Ken Howard/Santa Fe Opera
Ken Howard/Santa Fe Opera
A diva, a goddess and a poor-little-rich-girl. This summer, the heroines of “Tosca,” “The Pearl Fishers,” and “Arabella” at Santa Fe Opera have plenty of obstacles to overcome.
The diva: Everyone calls Tosca “la divina,” even her enemies. As portrayed by soprano Amanda Echalaz, Puccini’s heroine is difficult, tempestuous and prone to flashes of jealousy. When Tosca questions her lover about loyalty, Cavaradossi (tenor Brian Jagde) shakes his head in frustration then passionately redeclares his commitment. Poor guy.
It’s Puccini’s music that elevates the story of a self-centered diva into the realm of transformative art. And then there is the villain, Baron Scarpia, cunningly portrayed by Raymond Aceto.
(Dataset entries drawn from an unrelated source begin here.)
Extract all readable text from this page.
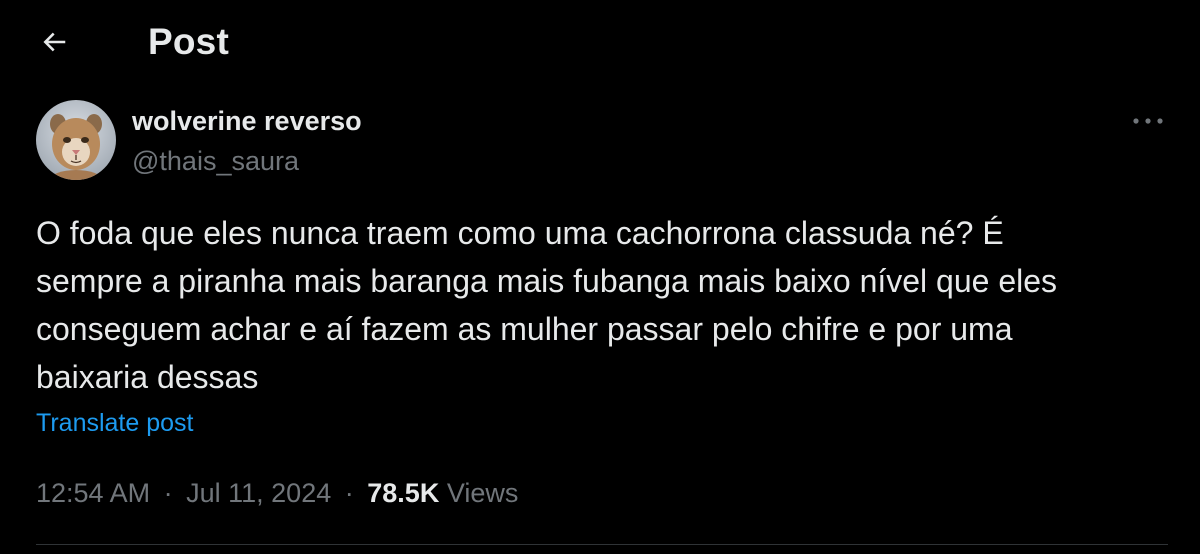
Post
wolverine reverso
@thais_saura
O foda que eles nunca traem como uma cachorrona classuda né? É
sempre a piranha mais baranga mais fubanga mais baixo nível que eles
conseguem achar e aí fazem as mulher passar pelo chifre e por uma
baixaria dessas
Translate post
12:54 AM · Jul 11, 2024 · 78.5K Views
His interpretation adds considerable venom to this potent love triangle.
Director Stephen Barlow and Designer Yannis Thavoris add imagination. Acts I and III offer the illusion of a Roman church, inside and out. To begin, the artist Cavaradossi paints and walks on a colossal mural set on a highly raked stage.
After an elaborate Te Deum ceremony where church officials enact part of the Mass, the set rolls up and Scarpia holds forth in a magnificent apartment. Hypocrite that he is, Scarpia stands beneath a giant painting of Zeus Triumphant. His seduction of Tosca gets physically brutal, and when Tosca seeks revenge, the tension ascends right up to the final rooftop scene.
Santa Fe’s “Tosca” enhances the company’s reputation for high concept design and direction, not to mention superb performances throughout.
The goddess: Leila, Bizet’s heroine in “The Pearl Fishers,” doesn’t have Scarpia to poison her love triangle. Semi-divine, Leila (soprano Nicole Cabell) complicates her duties as overseer of ancient religious rites with womanly feelings. Two best friends from childhood seek her love and complete the triangle: Zurga (baritone Christopher Magiera) and Nadir (tenor Eric Cutler). Both are good men; the villain is Fate. Bizet’s early opera, composed at age 24, is largely about friendship, partly about romantic love and lastly about pearl fishing.
Director Lee Blakeley underscores the Romantic fascination with all things Oriental. Composed in 1863, the opera reflected a heightened interest in the exotic, hence a set with colossal ruins signifying pagan religion and costumes befitting an idea of hot and steamy Ceylon.
When disaster strikes, it’s the hand of Fate. In one flashback, Leila appears seated on a gigantic hand rising from the sea. It’s one of many effects that gives this production the quality of a dream.
Bizet’s sinuous melodic lines weave through the score like threads in an Oriental carpet. Carried by English horns, oboes, flutes and the occasional harp, the lines create a musical texture foreshadowing the composer’s most famous work, “Carmen.” Fortunately for Leila, “Pearl Fishers” has a happier ending.
The poor-little-rich-girl: Arabella (soprano Erin Wall) is the only hope of the aristocratic Waldner family to pull them out of debt. Elegant and self-possessed, she’s the calm center of a comedic storm as her gambling father (Dale Travis) and flustered mother (Victoria Livengood) search for a wealthy son-in-law.
Sounds a bit like a Jane Austen plot, doesn’t it? Well, the comparison fits, beginning with a mother’s distress and father’s detachment. But Strauss and his librettist Hofmannsthal deliver a family conundrum set in a European capital in the 1850s with a long list of suitable suitors. Strauss provides a big orchestral score, luscious arias and a Viennese ball.
British Director Tim Albery gives the production a spare-but-elegant, pale gray atmosphere. Into this world, Mandryka (baritone Mark Delavan) arrives. A rough Croatian landowner, he’s an outsider in more ways than his burly overcoat and brown tweed suit imply. His negotiation with Count Waldner is the comic highlight.
Richard Strauss’ drawing-room comedy turned out to be the non-exotic outlier in the Santa Fe season. Arabella turned out to be the sane voice of reason in a sea of divas. Who would have thought?